Little River Band Casino, officially owned and operated by the Little River Band of Ottawa Indians, plans to reapply for official approval to build a new casino close to Fruitport Township, Muskegon County, from Michigan Gov. Gretchen Whitmer.
Because of this, the tribal leaders try to meet Whitmer face-to-face.
It’s been nearly 10 months since Whitmer rejected the tribe’s plans for a second casino in Michigan. However, that same issue is back on her agenda.
In this regard, according to Drew Ellis of PlayMichigan, Little River Band Tribal Ogema Larry Romanelli is requesting an audience with the governor.
Furthermore, Romanelli told Ellis: “I have a call in to the governor to meet with her to see what her thoughts are now.
“Throughout the last year, that’s been the holdup, waiting for the federal recognition. One shouldn’t really depend on the other, but I understand her point. But now the determination has been brought forward. I think that we’re pretty much ready to go in my mind anyway. I’m looking for the governor to approve the project.”
However, in order to understand Romanelli’s plans, it’s required to look again at the background of the situation. Romanelli’s call to Whitmer is the culmination of many events going back years and involving an entirely different group of natives.
Event that led to Romanelli’s call to Whitmer:
“Event that led to his call to Whitmer was a recent determination by the U.S. Department of the Interior’s Bureau of Indian Affairs (BIA),“ according to Romanelli. However, that decision had nothing to do with the Little River Band of Ottawa Indians, but with the Grand River Bands of Ottawa Indians. In addition, the group has submitted a request for federal recognition as a sovereign entity. But, the BIA rejected that request in March, making the Grand River Bands’ claim to land close to Fruitport Township no longer an obstacle to Little River Band’s plans.
However, if the BIA had granted the Grand River Bands federal recognition, the BIA could take the land into trust for that group. If that happened, the Grand River Bands would have been able to arrange its own gaming compact and manage a Michigan tribal casino itself.

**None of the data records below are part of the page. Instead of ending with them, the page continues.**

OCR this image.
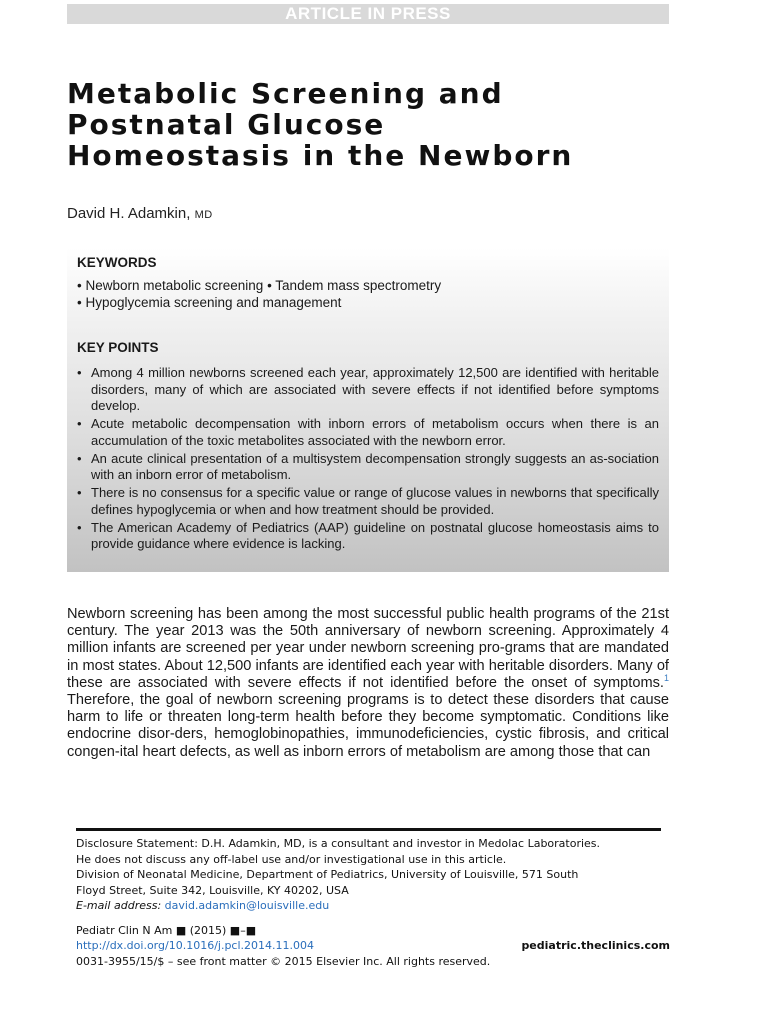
ARTICLE IN PRESS
Metabolic Screening and
Postnatal Glucose
Homeostasis in the Newborn
David H. Adamkin, MD

KEYWORDS

• Newborn metabolic screening • Tandem mass spectrometry
• Hypoglycemia screening and management

KEY POINTS

• Among 4 million newborns screened each year, approximately 12,500 are identified with heritable disorders, many of which are associated with severe effects if not identified before symptoms develop.
• Acute metabolic decompensation with inborn errors of metabolism occurs when there is an accumulation of the toxic metabolites associated with the newborn error.
• An acute clinical presentation of a multisystem decompensation strongly suggests an as-sociation with an inborn error of metabolism.
• There is no consensus for a specific value or range of glucose values in newborns that specifically defines hypoglycemia or when and how treatment should be provided.
• The American Academy of Pediatrics (AAP) guideline on postnatal glucose homeostasis aims to provide guidance where evidence is lacking.

Newborn screening has been among the most successful public health programs of the 21st century. The year 2013 was the 50th anniversary of newborn screening. Approximately 4 million infants are screened per year under newborn screening pro-grams that are mandated in most states. About 12,500 infants are identified each year with heritable disorders. Many of these are associated with severe effects if not identified before the onset of symptoms.$^1$ Therefore, the goal of newborn screening programs is to detect these disorders that cause harm to life or threaten long-term health before they become symptomatic. Conditions like endocrine disor-ders, hemoglobinopathies, immunodeficiencies, cystic fibrosis, and critical congen-ital heart defects, as well as inborn errors of metabolism are among those that can

Disclosure Statement: D.H. Adamkin, MD, is a consultant and investor in Medolac Laboratories.

He does not discuss any off-label use and/or investigational use in this article.

Division of Neonatal Medicine, Department of Pediatrics, University of Louisville, 571 South

Floyd Street, Suite 342, Louisville, KY 40202, USA

E-mail address: david.adamkin@louisville.edu

Pediatr Clin N Am ■ (2015) ■–■

http://dx.doi.org/10.1016/j.pcl.2014.11.004	pediatric.theclinics.com

0031-3955/15/$ – see front matter © 2015 Elsevier Inc. All rights reserved.
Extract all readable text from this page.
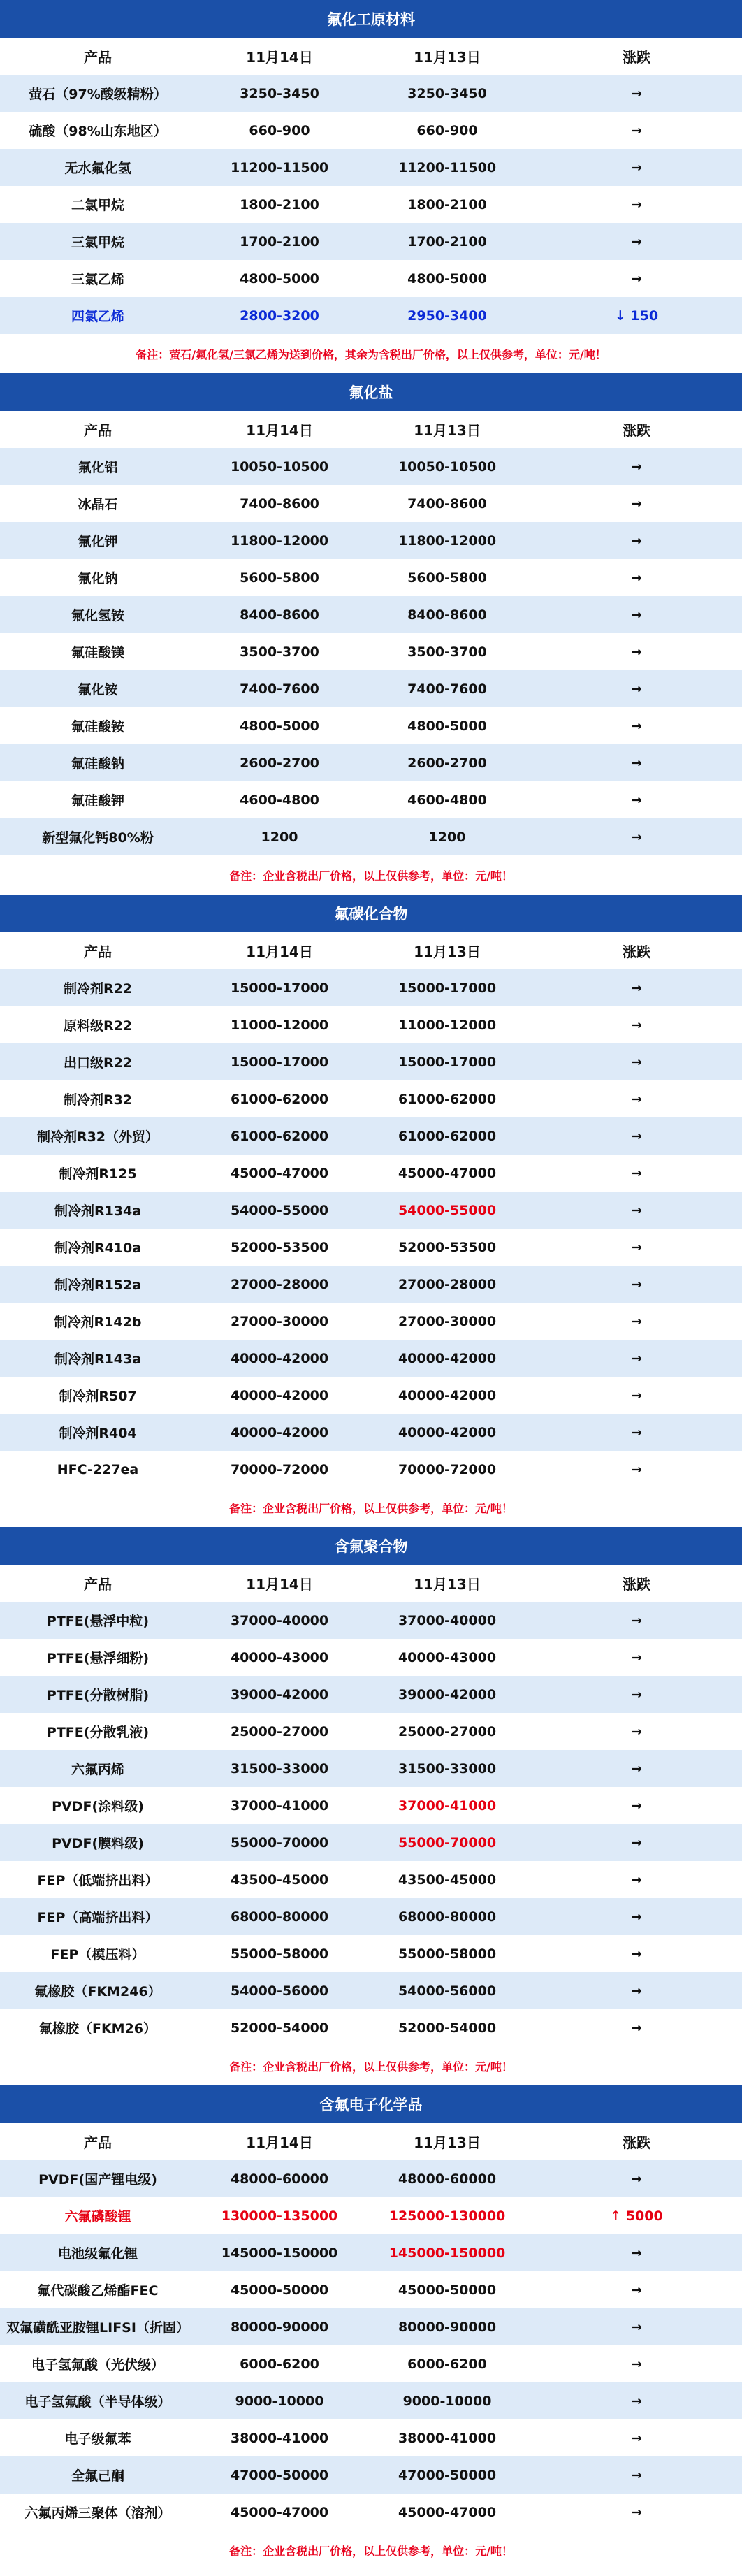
氟化工原材料
产品	11月14日	11月13日	涨跌
萤石（97%酸级精粉）	3250-3450	3250-3450	→
硫酸（98%山东地区）	660-900	660-900	→
无水氟化氢	11200-11500	11200-11500	→
二氯甲烷	1800-2100	1800-2100	→
三氯甲烷	1700-2100	1700-2100	→
三氯乙烯	4800-5000	4800-5000	→
四氯乙烯	2800-3200	2950-3400	↓ 150
备注：萤石/氟化氢/三氯乙烯为送到价格，其余为含税出厂价格，以上仅供参考，单位：元/吨！
氟化盐
产品	11月14日	11月13日	涨跌
氟化铝	10050-10500	10050-10500	→
冰晶石	7400-8600	7400-8600	→
氟化钾	11800-12000	11800-12000	→
氟化钠	5600-5800	5600-5800	→
氟化氢铵	8400-8600	8400-8600	→
氟硅酸镁	3500-3700	3500-3700	→
氟化铵	7400-7600	7400-7600	→
氟硅酸铵	4800-5000	4800-5000	→
氟硅酸钠	2600-2700	2600-2700	→
氟硅酸钾	4600-4800	4600-4800	→
新型氟化钙80%粉	1200	1200	→
备注：企业含税出厂价格，以上仅供参考，单位：元/吨！
氟碳化合物
产品	11月14日	11月13日	涨跌
制冷剂R22	15000-17000	15000-17000	→
原料级R22	11000-12000	11000-12000	→
出口级R22	15000-17000	15000-17000	→
制冷剂R32	61000-62000	61000-62000	→
制冷剂R32（外贸）	61000-62000	61000-62000	→
制冷剂R125	45000-47000	45000-47000	→
制冷剂R134a	54000-55000	54000-55000	→
制冷剂R410a	52000-53500	52000-53500	→
制冷剂R152a	27000-28000	27000-28000	→
制冷剂R142b	27000-30000	27000-30000	→
制冷剂R143a	40000-42000	40000-42000	→
制冷剂R507	40000-42000	40000-42000	→
制冷剂R404	40000-42000	40000-42000	→
HFC-227ea	70000-72000	70000-72000	→
备注：企业含税出厂价格，以上仅供参考，单位：元/吨！
含氟聚合物
产品	11月14日	11月13日	涨跌
PTFE(悬浮中粒)	37000-40000	37000-40000	→
PTFE(悬浮细粉)	40000-43000	40000-43000	→
PTFE(分散树脂)	39000-42000	39000-42000	→
PTFE(分散乳液)	25000-27000	25000-27000	→
六氟丙烯	31500-33000	31500-33000	→
PVDF(涂料级)	37000-41000	37000-41000	→
PVDF(膜料级)	55000-70000	55000-70000	→
FEP（低端挤出料）	43500-45000	43500-45000	→
FEP（高端挤出料）	68000-80000	68000-80000	→
FEP（模压料）	55000-58000	55000-58000	→
氟橡胶（FKM246）	54000-56000	54000-56000	→
氟橡胶（FKM26）	52000-54000	52000-54000	→
备注：企业含税出厂价格，以上仅供参考，单位：元/吨！
含氟电子化学品
产品	11月14日	11月13日	涨跌
PVDF(国产锂电级)	48000-60000	48000-60000	→
六氟磷酸锂	130000-135000	125000-130000	↑ 5000
电池级氟化锂	145000-150000	145000-150000	→
氟代碳酸乙烯酯FEC	45000-50000	45000-50000	→
双氟磺酰亚胺锂LIFSI（折固）	80000-90000	80000-90000	→
电子氢氟酸（光伏级）	6000-6200	6000-6200	→
电子氢氟酸（半导体级）	9000-10000	9000-10000	→
电子级氟苯	38000-41000	38000-41000	→
全氟己酮	47000-50000	47000-50000	→
六氟丙烯三聚体（溶剂）	45000-47000	45000-47000	→
备注：企业含税出厂价格，以上仅供参考，单位：元/吨！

For now, however, there’s no reason to worry about the two casinos in such close proximity to each other. On a related note, Whitmer quoted saturation concerns when she initially rejected Little River Band’s plan for a casino in June 2022.
It’s not yet clear whether Whitmer will be more determined to validate such a proposal now.
Furthermore, there’s still time left for Grand River Bands to appeal the BIA’s decision. Failing that, however, an act of the U.S. Congress could grant the tribe federal recognition.
There is a possibility that Whitmer would prefer to wait until the Grand River Bands run out of time to appeal, and that’s the main thing Romanelli probably wants to determine at their upcoming meeting.
Risk of damage to both tribes:
Since there doesn’t seem to be much benefit in not meeting Romanelli, it looks like that meeting will happen eventually. But that doesn’t necessarily mean Romanelli will leave the meeting pleased.
What’s more, things have not changed much for Whitmer since last June. She was then torn between the two sides, meaning that if she had given official approval to the Little River Band casino project, she would have greatly damaged the future of Grand River Bands in Muskegon County had the BIA granted necessary recognition.
However, as long as the appeal of the Grand River Bands is sustained, though, Whitmer runs the same risk of inadvertently damaging the group before it even gets started, while simultaneously, each passing month becomes more expensive for the Little River Band’s project. Moreover, the tribe has already been in a holding pattern there for nearly eight years.
The BIA would likely not validate the Grand River Bands gaming arrangement with the Little River Band casino being built very close to the Grand River Bands territory. In addition, the Little River Band project has been unnecessary delayed until now.
In this regard, Romanelli added in a conversation with Ellis: “When she rejected that first package, it does give us a few more hoops to go through in that we have to resubmit another package. The Department of the Interior has stated that it won’t be a lengthy process once we resubmit that package. We have plans whenever the governor gives us a green light from the state to go ahead and resubmit.”